Food and Drug Administration

Drug Enforcement Administration

Office of National Drug Control Policy

The National Organization for the Reform of Marijuana Laws

Multidisciplinary Association for Psychedelic Studies

Medical Marijuana ProCon.org


GW Pharmaceuticals

Marinol

Monday, April 17, 2006

The magic of nano

At the end of March, a new bathroom cleaning product called MagicNano was released onto the German market. Within only a few days, almost 80 people had suffered respiratory complaints and six people had been hospitalised with fluid on their lungs.

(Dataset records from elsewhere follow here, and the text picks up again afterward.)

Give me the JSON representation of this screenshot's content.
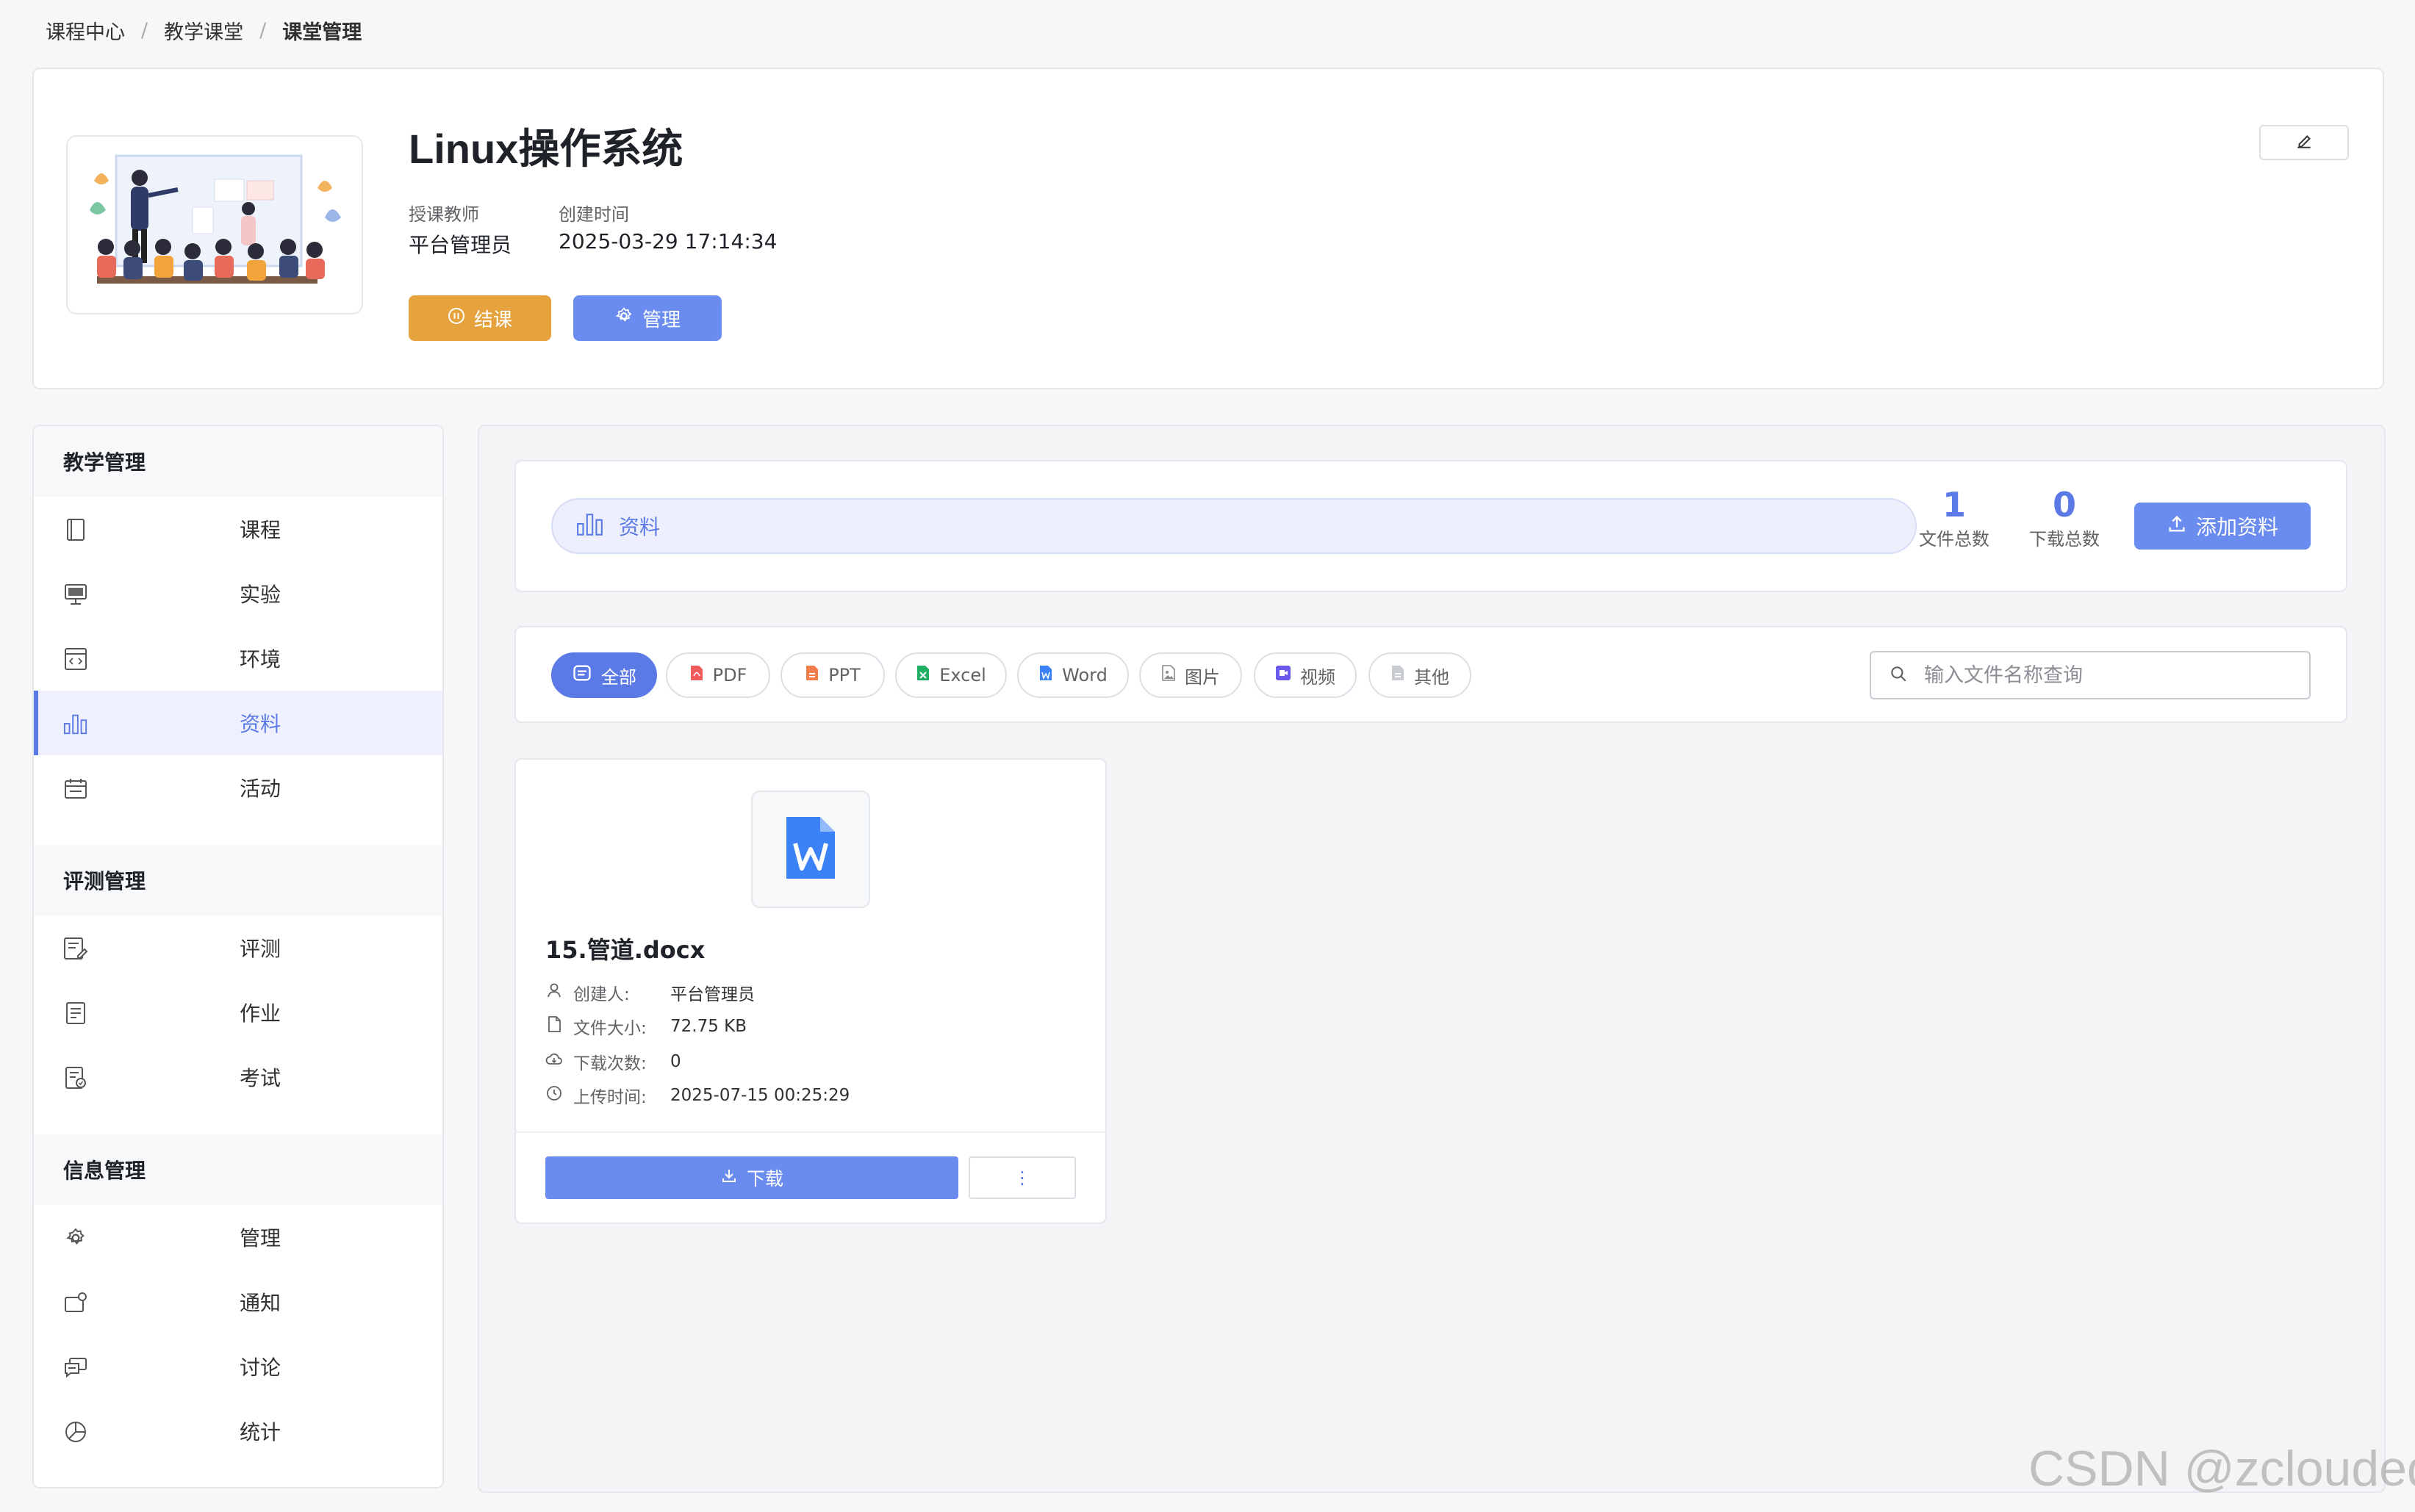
{
  "breadcrumb": {
    "items": [
      "课程中心",
      "教学课堂"
    ],
    "current": "课堂管理",
    "separator": "/"
  },
  "course": {
    "title": "Linux操作系统",
    "teacher_label": "授课教师",
    "teacher": "平台管理员",
    "created_label": "创建时间",
    "created": "2025-03-29 17:14:34",
    "end_button": "结课",
    "manage_button": "管理"
  },
  "sidebar": {
    "groups": [
      {
        "title": "教学管理",
        "items": [
          {
            "label": "课程",
            "icon": "book-icon"
          },
          {
            "label": "实验",
            "icon": "monitor-icon"
          },
          {
            "label": "环境",
            "icon": "code-window-icon"
          },
          {
            "label": "资料",
            "icon": "bar-chart-icon",
            "active": true
          },
          {
            "label": "活动",
            "icon": "calendar-icon"
          }
        ]
      },
      {
        "title": "评测管理",
        "items": [
          {
            "label": "评测",
            "icon": "edit-doc-icon"
          },
          {
            "label": "作业",
            "icon": "document-icon"
          },
          {
            "label": "考试",
            "icon": "exam-icon"
          }
        ]
      },
      {
        "title": "信息管理",
        "items": [
          {
            "label": "管理",
            "icon": "gear-icon"
          },
          {
            "label": "通知",
            "icon": "notification-icon"
          },
          {
            "label": "讨论",
            "icon": "chat-icon"
          },
          {
            "label": "统计",
            "icon": "pie-chart-icon"
          }
        ]
      }
    ]
  },
  "stats": {
    "section_label": "资料",
    "file_total": "1",
    "file_total_label": "文件总数",
    "download_total": "0",
    "download_total_label": "下载总数",
    "add_button": "添加资料"
  },
  "filters": {
    "chips": [
      {
        "label": "全部",
        "icon": "list-icon",
        "active": true
      },
      {
        "label": "PDF",
        "icon": "pdf-icon"
      },
      {
        "label": "PPT",
        "icon": "ppt-icon"
      },
      {
        "label": "Excel",
        "icon": "excel-icon"
      },
      {
        "label": "Word",
        "icon": "word-icon"
      },
      {
        "label": "图片",
        "icon": "image-icon"
      },
      {
        "label": "视频",
        "icon": "video-icon"
      },
      {
        "label": "其他",
        "icon": "file-icon"
      }
    ],
    "search_placeholder": "输入文件名称查询",
    "search_value": ""
  },
  "files": [
    {
      "name": "15.管道.docx",
      "icon": "word-doc-icon",
      "creator_label": "创建人:",
      "creator": "平台管理员",
      "size_label": "文件大小:",
      "size": "72.75 KB",
      "downloads_label": "下载次数:",
      "downloads": "0",
      "uploaded_label": "上传时间:",
      "uploaded": "2025-07-15 00:25:29",
      "download_button": "下载",
      "more_button": "⋮"
    }
  ],
  "watermark": "CSDN @zcloudedu",
  "colors": {
    "primary": "#5b7ae6",
    "warning": "#e6a23c",
    "word": "#3b82f6"
  }
}
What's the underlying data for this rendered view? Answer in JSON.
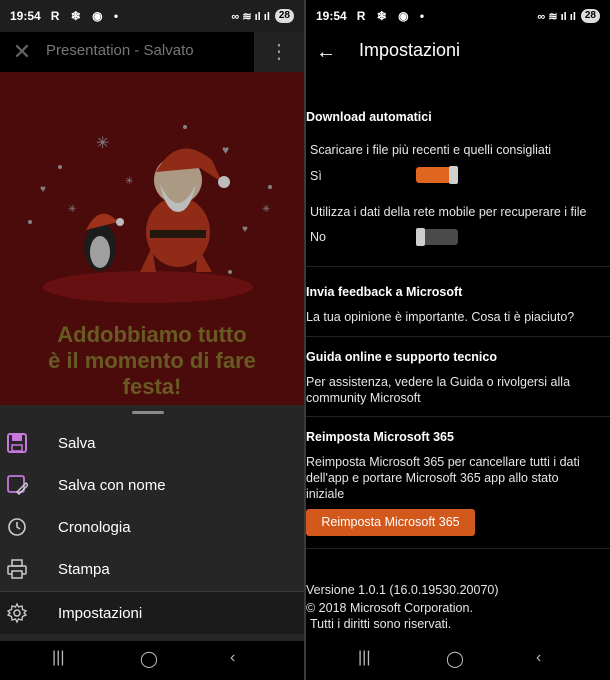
{
  "status_bar": {
    "time": "19:54",
    "notification_icons": "R ❄ ◉ •",
    "system_icons": "∞ ≋ ıl ıl",
    "battery": "28"
  },
  "left": {
    "title": "Presentation - Salvato",
    "slide_text": [
      "Addobbiamo tutto",
      "è il momento di fare",
      "festa!"
    ],
    "menu": [
      {
        "label": "Salva",
        "icon": "save-icon"
      },
      {
        "label": "Salva con nome",
        "icon": "save-as-icon"
      },
      {
        "label": "Cronologia",
        "icon": "history-icon"
      },
      {
        "label": "Stampa",
        "icon": "print-icon"
      },
      {
        "label": "Impostazioni",
        "icon": "gear-icon"
      }
    ]
  },
  "right": {
    "title": "Impostazioni",
    "download": {
      "heading": "Download automatici",
      "setting1_label": "Scaricare i file più recenti e quelli consigliati",
      "setting1_value": "Sì",
      "setting2_label": "Utilizza i dati della rete mobile per recuperare i file",
      "setting2_value": "No"
    },
    "feedback": {
      "heading": "Invia feedback a Microsoft",
      "text": "La tua opinione è importante. Cosa ti è piaciuto?"
    },
    "guide": {
      "heading": "Guida online e supporto tecnico",
      "text1": "Per assistenza, vedere la Guida o rivolgersi alla",
      "text2": "community Microsoft"
    },
    "reset": {
      "heading": "Reimposta Microsoft 365",
      "text1": "Reimposta Microsoft 365 per cancellare tutti i dati",
      "text2": "dell'app e portare Microsoft 365 app allo stato",
      "text3": "iniziale",
      "button": "Reimposta Microsoft 365"
    },
    "footer": {
      "version": "Versione 1.0.1 (16.0.19530.20070)",
      "copyright": "© 2018 Microsoft Corporation.",
      "rights": "Tutti i diritti sono riservati."
    }
  },
  "colors": {
    "accent": "#d2581c",
    "slide_bg": "#5a0d0e",
    "panel_bg": "#262626"
  }
}
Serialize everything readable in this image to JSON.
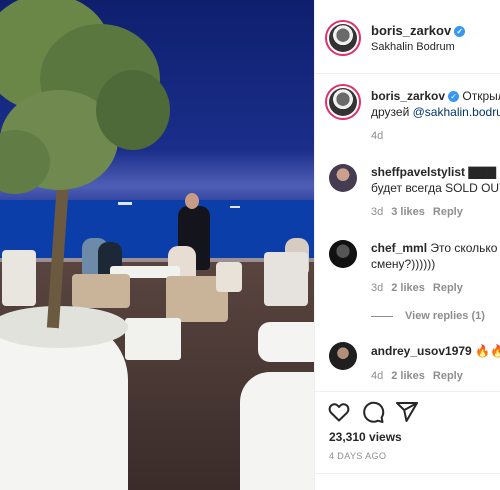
{
  "post": {
    "author": {
      "username": "boris_zarkov",
      "location": "Sakhalin Bodrum"
    },
    "caption": {
      "username": "boris_zarkov",
      "text_line1": "Открыл",
      "text_line2_prefix": "друзей ",
      "mention": "@sakhalin.bodrum",
      "time": "4d"
    },
    "comments": [
      {
        "username": "sheffpavelstylist",
        "text_line1": "▇▇▇",
        "text_line2": "будет всегда SOLD OUT",
        "time": "3d",
        "likes": "3 likes",
        "reply": "Reply"
      },
      {
        "username": "chef_mml",
        "text_line1": "Это сколько",
        "text_line2": "смену?))))))",
        "time": "3d",
        "likes": "2 likes",
        "reply": "Reply",
        "view_replies": "View replies (1)"
      },
      {
        "username": "andrey_usov1979",
        "text_line1": "🔥🔥",
        "time": "4d",
        "likes": "2 likes",
        "reply": "Reply"
      }
    ],
    "stats": {
      "views": "23,310 views",
      "ago": "4 DAYS AGO"
    }
  },
  "icons": {
    "like": "heart-icon",
    "comment": "comment-icon",
    "share": "share-icon",
    "verified": "verified-badge-icon"
  },
  "colors": {
    "verified": "#3897f0",
    "link": "#00376b",
    "muted": "#8e8e8e",
    "story_ring": "#e1306c"
  }
}
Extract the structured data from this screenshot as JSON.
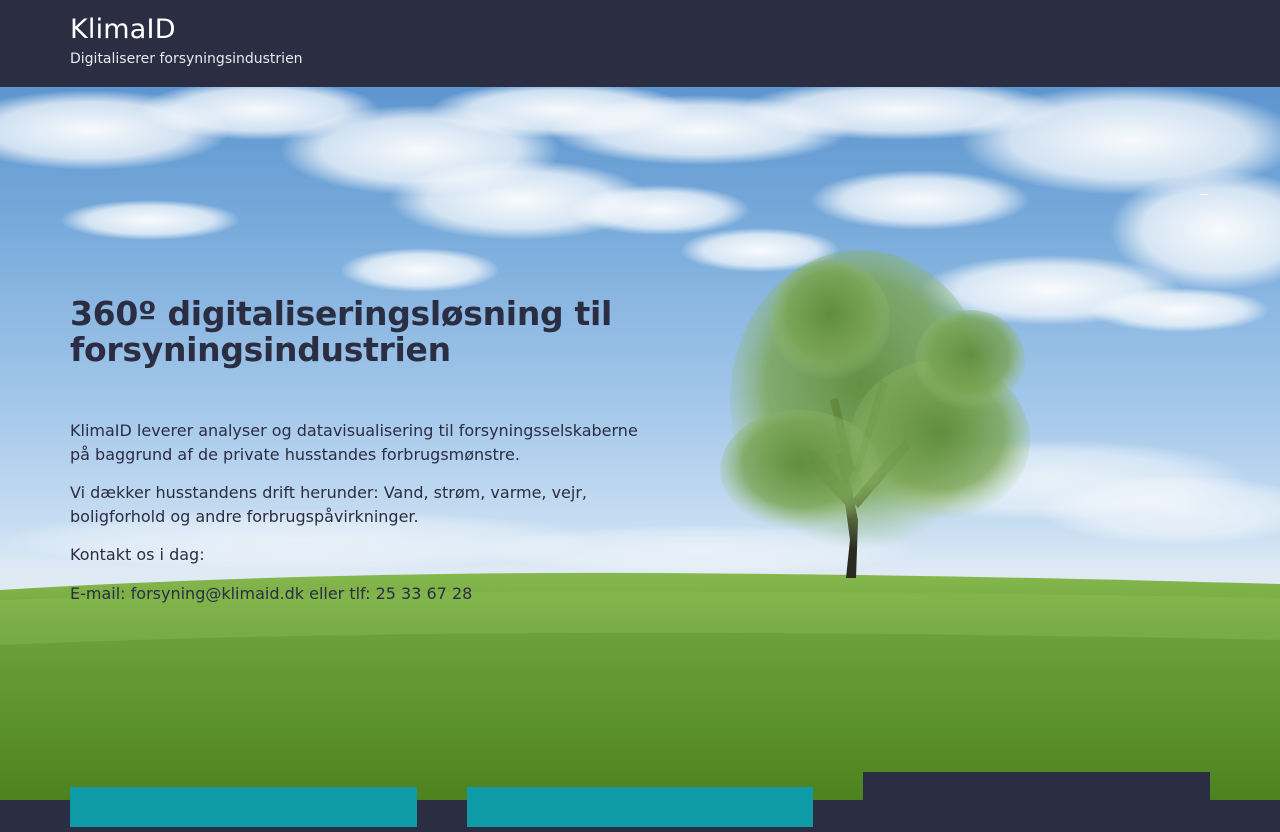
{
  "header": {
    "site_title": "KlimaID",
    "tagline": "Digitaliserer forsyningsindustrien"
  },
  "hero": {
    "heading": "360º digitaliseringsløsning til forsyningsindustrien",
    "paragraphs": [
      "KlimaID leverer analyser og datavisualisering til forsyningsselskaberne på baggrund af de private husstandes forbrugsmønstre.",
      "Vi dækker husstandens drift herunder: Vand, strøm, varme, vejr, boligforhold og andre forbrugspåvirkninger.",
      "Kontakt os i dag:"
    ],
    "contact": {
      "email_label": "E-mail:",
      "email": "forsyning@klimaid.dk",
      "phone_prefix": "eller tlf:",
      "phone": "25 33 67 28"
    },
    "background_image": "sky-meadow-tree"
  },
  "colors": {
    "header_bg": "#2b2d43",
    "text_dark": "#2b2d42",
    "accent_teal": "#0e9aa7",
    "grass": "#5f9a2e"
  }
}
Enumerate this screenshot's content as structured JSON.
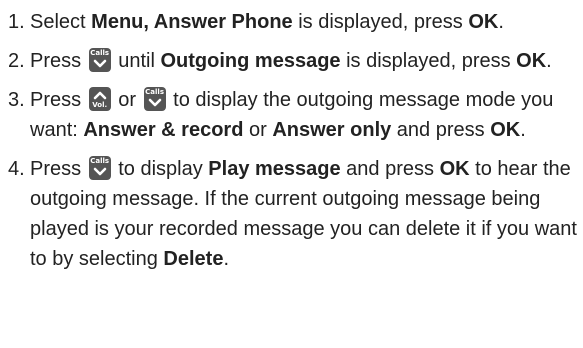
{
  "steps": [
    {
      "number": "1.",
      "parts": [
        {
          "text": "Select "
        },
        {
          "text": "Menu, Answer Phone",
          "bold": true
        },
        {
          "text": " is displayed, press "
        },
        {
          "text": "OK",
          "bold": true
        },
        {
          "text": "."
        }
      ]
    },
    {
      "number": "2.",
      "parts": [
        {
          "text": "Press "
        },
        {
          "key": "calls-down"
        },
        {
          "text": " until "
        },
        {
          "text": "Outgoing message",
          "bold": true
        },
        {
          "text": " is displayed, press "
        },
        {
          "text": "OK",
          "bold": true
        },
        {
          "text": "."
        }
      ]
    },
    {
      "number": "3.",
      "parts": [
        {
          "text": "Press "
        },
        {
          "key": "vol-up"
        },
        {
          "text": " or "
        },
        {
          "key": "calls-down"
        },
        {
          "text": " to display the outgoing message mode you want: "
        },
        {
          "text": "Answer & record",
          "bold": true
        },
        {
          "text": " or "
        },
        {
          "text": "Answer only",
          "bold": true
        },
        {
          "text": " and press "
        },
        {
          "text": "OK",
          "bold": true
        },
        {
          "text": "."
        }
      ]
    },
    {
      "number": "4.",
      "parts": [
        {
          "text": "Press "
        },
        {
          "key": "calls-down"
        },
        {
          "text": " to display "
        },
        {
          "text": "Play message",
          "bold": true
        },
        {
          "text": " and press "
        },
        {
          "text": "OK",
          "bold": true
        },
        {
          "text": " to hear the outgoing message. If the current outgoing message being played is your recorded message you can delete it if you want to by selecting "
        },
        {
          "text": "Delete",
          "bold": true
        },
        {
          "text": "."
        }
      ]
    }
  ],
  "keys": {
    "calls-down": {
      "label": "Calls",
      "icon": "chevron-down-icon",
      "color": "#555555"
    },
    "vol-up": {
      "label": "Vol.",
      "icon": "chevron-up-icon",
      "color": "#555555"
    }
  }
}
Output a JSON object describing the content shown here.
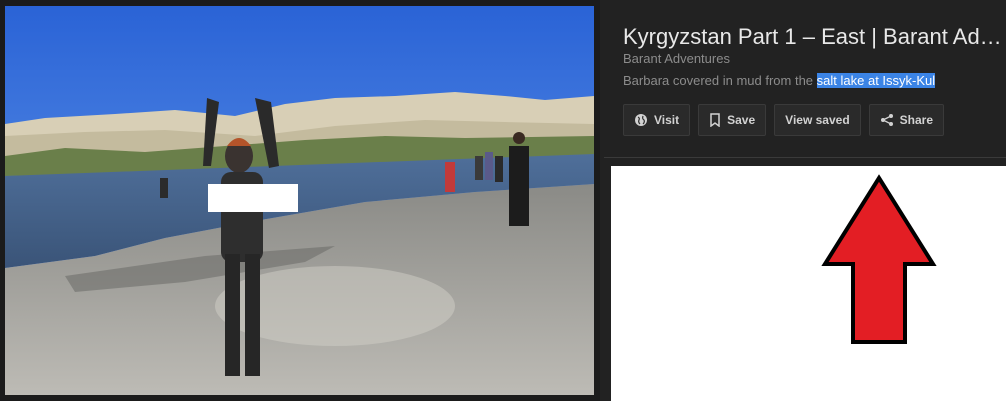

Nano-watchers were quick to raise the question of whether this is the first example of a harmful nanotechnology product. This time, at least, it does not appear that nanotechnology is to blame. MagicNano was released in two versions: a pump spray and an aerosol spray. While the product inside the packaging was identical, only the aerosol spray caused respiratory problems. So it seems likely that the problem is down to the propellant in the aerosol.

This finding will not give much comfort to anyone. Companies making products that include nanoparticulates would very much like firm guidance from governments as to what tests they need to perform to demonstrate their product is safe. Governments, meanwhile, seem to be waiting for advice from scientists.

Has all the magic gone?
Apr 12th 2006
A nanotechnology product is recalled in Germany after health concerns (more...)

Saturday, April 08, 2006

The drug trial that went wrong

This important story about a drug trial that went wrong in London has almost been buried by the alarm over a single case of H5N1 in a swan in Scotland. In the middle of last month, six people were taken seriously ill--with multiple organ failure--after taking part in a small clinical trial of an antibody treatment called TGN1412.

The mishap was so serious that Britain's Medicines and Healthcare products Regulatory Agency (MHRA), a government body, swiftly launched a full inquiry. On Wednesday of this week it announced interim findings. The trial had been run correctly, doses were given as they were supposed to, and there was no mistake in manufacturing. In other words, there was something unexpected about the drug itself, despite testing on animals and human-cell cultures, and despite the fact the doses given to humans were only 1/500th of what had been given to animals.

This is a difficult result for the drug business because it raises questions about the right way of testing medicines of this kind. TGN1412 is unusual in that it is an antibody. And it is an unusual antibody as well. Unlike all other antibody drugs it is what is called a “superagonistic” antibody, designed to increase the numbers of a type of immune cell known as regulatory T-cells.

Reduced numbers, or impaired function, of regulatory T-cells has been implicated in a number of illnesses, such as type 1 diabetes, multiple sclerosis and rheumatoid arthritis. Boosting the pool of these antibodies seemed like a good treatment strategy. Unfortunately, that strategy fell disastrously to pieces and it will take a little longer to find out why.

The result highlights concerns raised in a paper just published by the Academy of Medical Sciences, a group of experts based in London. It says there are special risks associated with novel antibody therapies. For example, their chemical specificity means that they might not bind to their targets in humans as they do in other species.

The MHRA has decided that a working group of experts is now needed to decide how trials of this sort of drug can be handled more safely. Its main concern is how to test protein molecules that have novel modes of action--particularly in the immune system. While this expert group is working (it could take around three months) the MHRA will authorise further trials of compounds of this kind only after taking advice.

Tales of the unexpected
Apr 6th 2006
Why a drug trial went so badly wrong
IN ANY sort of test, not least a drugs trial, one should expect the unexpected. Even so, on March 13th, six volunteers taking part in a small clinical trial of a treatment known as TGN1412 got far more than they bargained for. All ended up seriously ill, with multiple organ failure, soon after being injected with the drug at a special testing unit at Northwick Park Hospital in London, run by a company called Parexel. One man remains ill in hospital.